Habt ihr irgendwelchen zeitnahen Ziele?

Gerade ist unser WESENsART Mal-, Kritzel- und Mitmachbuch »Ich kann sein, wer ich will« erscheinen. Das ist ein langfristiges Projekt von uns, das uns nun fast schon ein Jahr begleitet. Mit dem Mal-, Kritzel- und Mitmachbuch können Kinder und die ganze Familie spielerisch und kreativ Gender und Feminismus entdecken. Wir wollen so Menschen für die Vielfalt von Geschlecht, Liebe, Familienkonstellationen und einen positiven und wertschätzenden Umgang mit dem Körper sensibilisieren, um damit Diskriminierung abzubauen. Wir wollen Vielfalt erlebbar machen durch Malen, Zeichnen, Basteln und Spielen – denn es gibt sogar ein Memory im Buch.
Wenn das Mal-, Kritzel- und Mitmachbuch draußen ist, wollen wir in dem Rahmen auch Workshops anbieten für Kinder und Jugendliche, Erzieher*innen und Lehrer*innen.

Im Bezug zur Kulturlandschaft Magdeburg, wo seht ihr da euren Beitrag?

Es gibt viel zu wenig Projekte, die sich mit feministischen und queeren
Themen beschäftigen. Gerade in den letzten Jahren gibt es viel Gegenwind für den Feminismus, dabei geht es doch um Chancengleichheit und Gerechtigkeit für alle Menschen. Und auch wenn es seit 2017 auch eine Ehe für gleichgeschlechtliche Paare gibt, werden queere Menschen immer noch alltäglich diskriminiert. Dagegen wollen wir mit WESENsART etwas machen, in dem wir einen verspielten und leichten Zugang zu feministischen und queeren Themen scha
ffen wollen, um mit den Menschen ins Gespräch zu kommen.
Wir nehmen wahr, dass sich den letzten Jahren in Magdeburg immer mehr feministische Initiativen gegründet haben. Initiativen, die nicht nur männlich dominiert sind. Mittlerweile gibt es zum Beispiel Awareness-Konzepte für Veranstaltungen oder den female HipHop Tresen, doch die werden nicht aktiv von der Stadt gefördert oder haben oftmals nur Erwachsene als Zielgruppe. Wir wollen gerade Kinder und Jugendliche verstärkt in ihrer Auseinandersetzung fördern und für feministische und queere Themen sensibilisieren.

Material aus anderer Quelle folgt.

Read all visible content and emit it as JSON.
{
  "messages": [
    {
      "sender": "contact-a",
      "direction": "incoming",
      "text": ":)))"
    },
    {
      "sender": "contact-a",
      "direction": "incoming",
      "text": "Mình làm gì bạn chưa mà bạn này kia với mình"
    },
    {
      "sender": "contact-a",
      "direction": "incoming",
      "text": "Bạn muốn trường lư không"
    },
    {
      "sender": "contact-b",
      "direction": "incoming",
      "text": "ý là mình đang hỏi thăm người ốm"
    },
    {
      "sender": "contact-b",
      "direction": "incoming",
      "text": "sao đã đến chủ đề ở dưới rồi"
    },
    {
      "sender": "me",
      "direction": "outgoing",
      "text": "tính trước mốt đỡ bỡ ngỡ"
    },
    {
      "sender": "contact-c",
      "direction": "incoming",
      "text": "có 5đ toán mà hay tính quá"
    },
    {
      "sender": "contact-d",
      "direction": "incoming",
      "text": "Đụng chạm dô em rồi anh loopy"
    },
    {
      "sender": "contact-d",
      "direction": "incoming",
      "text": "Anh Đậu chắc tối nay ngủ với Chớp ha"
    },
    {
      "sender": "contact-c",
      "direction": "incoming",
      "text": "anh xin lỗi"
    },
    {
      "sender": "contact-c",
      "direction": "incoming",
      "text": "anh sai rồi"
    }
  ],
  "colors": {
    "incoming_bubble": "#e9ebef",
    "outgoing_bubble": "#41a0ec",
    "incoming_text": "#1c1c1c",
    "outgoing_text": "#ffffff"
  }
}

Bleiben wir in Magdeburg. Wir wollen ja Kulturhauptstadt 2025 werden. Wo seht ihr Hindernisse/Brennpunkte?

Kulturhauptstadt zu sein, bedeutet auch offen für alle Menschen zu sein, egal wo sie herkommen oder welches Geschlecht sie haben. Das spüren wir aktuell noch nicht. Es muss mehr dafür getan werden, dass Rassismus, Heterosexismus, be_Hintertenfeindlichkeit und Klassismus auf allen Ebenen abgebaut werden, damit ein friedliches Miteinander gelebt werden kann. Es muss in der Stadtteilarbeit anfangen und auch sich auf ganz Magdeburg ausweiten. Damit ein Miteinander auch gelingen kann, müssen alle Perspektiven zu Wort kommen und gehört werden – es darf nicht über Menschen gesprochen werden, sondern mit ihnen.

Wie würdet ihr diese Probleme lösen, würden euch die Mittel zur Verfügung stehen?

Viel mehr Geld in kulturelle und politische Bildung investieren. Menschen lernen ihr Leben lang. Durch künstlerische und kreative Methoden und Techniken kann jede*r Einzelene*r sich mit sich selbst und der Umwelt auseinander setzten. Gemeinsam können wir so in den Austausch treten. Wir können von einander und miteinander lernen. Das stärkt jede*n Einzelne*n und die ganze Gesellschaft, weil wir so bewusster unsere Umwelt mitgestalten können.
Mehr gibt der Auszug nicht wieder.